Six Catholic dioceses in Illinois withheld names of 500 priests accused of sexually abusing minors.   The church neglected to investigate allegations. 

Issued on December 19, 2018 by Illinois Attorney General Lisa Madigan, the report, which is preliminary, concludes that “the Catholic dioceses in Illinois are incapable of investigating themselves and ‘will not resolve the clergy sexual abuse crisis on their own.’” 

Allegations were lodged against 690 priests but only 185 names were released as having been found to be credibly accused.  

Only nine pages long, the Illinois preliminary report does not identify the priests who have been accused or name specific bishops for negligence.

Diocesan files showed that three quarters of the abuse allegations were either not investigated by the dioceses or investigated but not substantiated. 
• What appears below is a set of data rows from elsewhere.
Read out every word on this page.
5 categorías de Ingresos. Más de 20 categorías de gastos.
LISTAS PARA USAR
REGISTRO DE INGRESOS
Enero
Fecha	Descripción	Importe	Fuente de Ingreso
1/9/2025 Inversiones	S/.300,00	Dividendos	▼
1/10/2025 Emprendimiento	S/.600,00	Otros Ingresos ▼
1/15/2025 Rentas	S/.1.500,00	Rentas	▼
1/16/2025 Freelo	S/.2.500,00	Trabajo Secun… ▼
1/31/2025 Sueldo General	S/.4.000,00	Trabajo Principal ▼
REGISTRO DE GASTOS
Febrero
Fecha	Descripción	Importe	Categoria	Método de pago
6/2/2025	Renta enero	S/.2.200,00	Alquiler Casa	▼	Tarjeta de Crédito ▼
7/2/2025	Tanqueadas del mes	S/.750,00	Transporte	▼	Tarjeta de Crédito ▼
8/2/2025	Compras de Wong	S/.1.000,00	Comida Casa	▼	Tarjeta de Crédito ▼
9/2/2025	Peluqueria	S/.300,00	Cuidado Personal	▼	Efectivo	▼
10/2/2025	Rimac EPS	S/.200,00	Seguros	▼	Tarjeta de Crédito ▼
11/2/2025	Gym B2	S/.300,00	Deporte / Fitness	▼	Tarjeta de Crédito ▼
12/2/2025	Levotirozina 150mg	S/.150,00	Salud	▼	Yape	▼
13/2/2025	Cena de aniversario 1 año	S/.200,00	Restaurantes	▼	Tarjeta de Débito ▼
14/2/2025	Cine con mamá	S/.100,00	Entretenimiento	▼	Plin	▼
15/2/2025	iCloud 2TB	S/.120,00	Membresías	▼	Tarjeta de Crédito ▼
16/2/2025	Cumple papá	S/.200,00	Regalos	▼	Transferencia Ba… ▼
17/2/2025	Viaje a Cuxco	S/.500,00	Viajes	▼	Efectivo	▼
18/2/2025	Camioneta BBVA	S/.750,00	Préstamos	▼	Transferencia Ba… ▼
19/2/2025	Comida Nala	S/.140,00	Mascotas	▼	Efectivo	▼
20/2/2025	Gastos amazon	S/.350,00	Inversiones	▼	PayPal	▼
According to the article: 

A pattern emerged from the files in which dioceses often failed to find a claim credible if there was only one victim, the report said. They also failed to investigate at all if the accused priest was deceased or reassigned, or belonged to a religious order (such as the Franciscans, Marists or Jesuits). The dioceses often discredited survivors’ claims by “focusing on the survivors’ personal lives,” the report said.

“The priority has always been in protecting priests and protecting church assets,” Ms. Madigan said in an interview. “Time and time again, the church says, ‘Well, this all took place years and years ago.’ But it’s a crisis in the present for all the people who have had to live with it.”

 

Authorities raid the Chancery of the Archdiocese of Galveston-Houston Wednesday, Nov. 28, 2018, in Houston.
Article Title

Investigators Raid Offices of President of U.S. Catholic Bishops

Link to Article:     https://www.nytimes.com/2018/11/28/us/houston-catholic-church-raid.html 

Source:  New York Times

Author(s):  Laurie Goodstein

Date:  November 28, 2018 

Synopsis of Article 

On 28 November 2018 some 50 uniformed officers from US federal and Texas state law enforcement agencies descended upon the Houston headquarters of the Archdiocese of Galveston-Houston to conduct a surprise search for evidence pertaining to child sexual abuse allegedly perpetrated by clergy, and for evidence in a specific allegations that have impeached the reputation of the resident archbishop, Daniel DiNardo (a.k.a. Daniel Cardinal DiNardo), who is also the president of the US Conference of Catholic Bishops (USCCB). 

The Houston raid is symptomatic of the heightened aggressiveness prosecutors have displayed recently in their pursuit of any past or present efforts by the Catholic hierarchy to cover up child sexual abuse or to conspire to cover it up. This comes at a time when the Vatican has just undermined efforts by the USCCB to introduce reforms aimed at bringing more transparency, more accountability, and more concern for child victims to the way bishops handle sex abuse accusations against clergy. The Vatican intervened in the Fall 2018 meeting of the USCCB in Baltimore and restrained the bishops from voting on policy reforms. The reforms would have held the hierarchy to higher standards of accountability. 

The raid on the archdiocesan “chancery” was conducted by officers from the Texas Rangers, the Conroe Police Department, the Montgomery County district attorney’s office, and various (unspecified) federal agencies. The raid was authorized by a search warrant issued in a child sexual molestation criminal case involving a local Conroe former priest.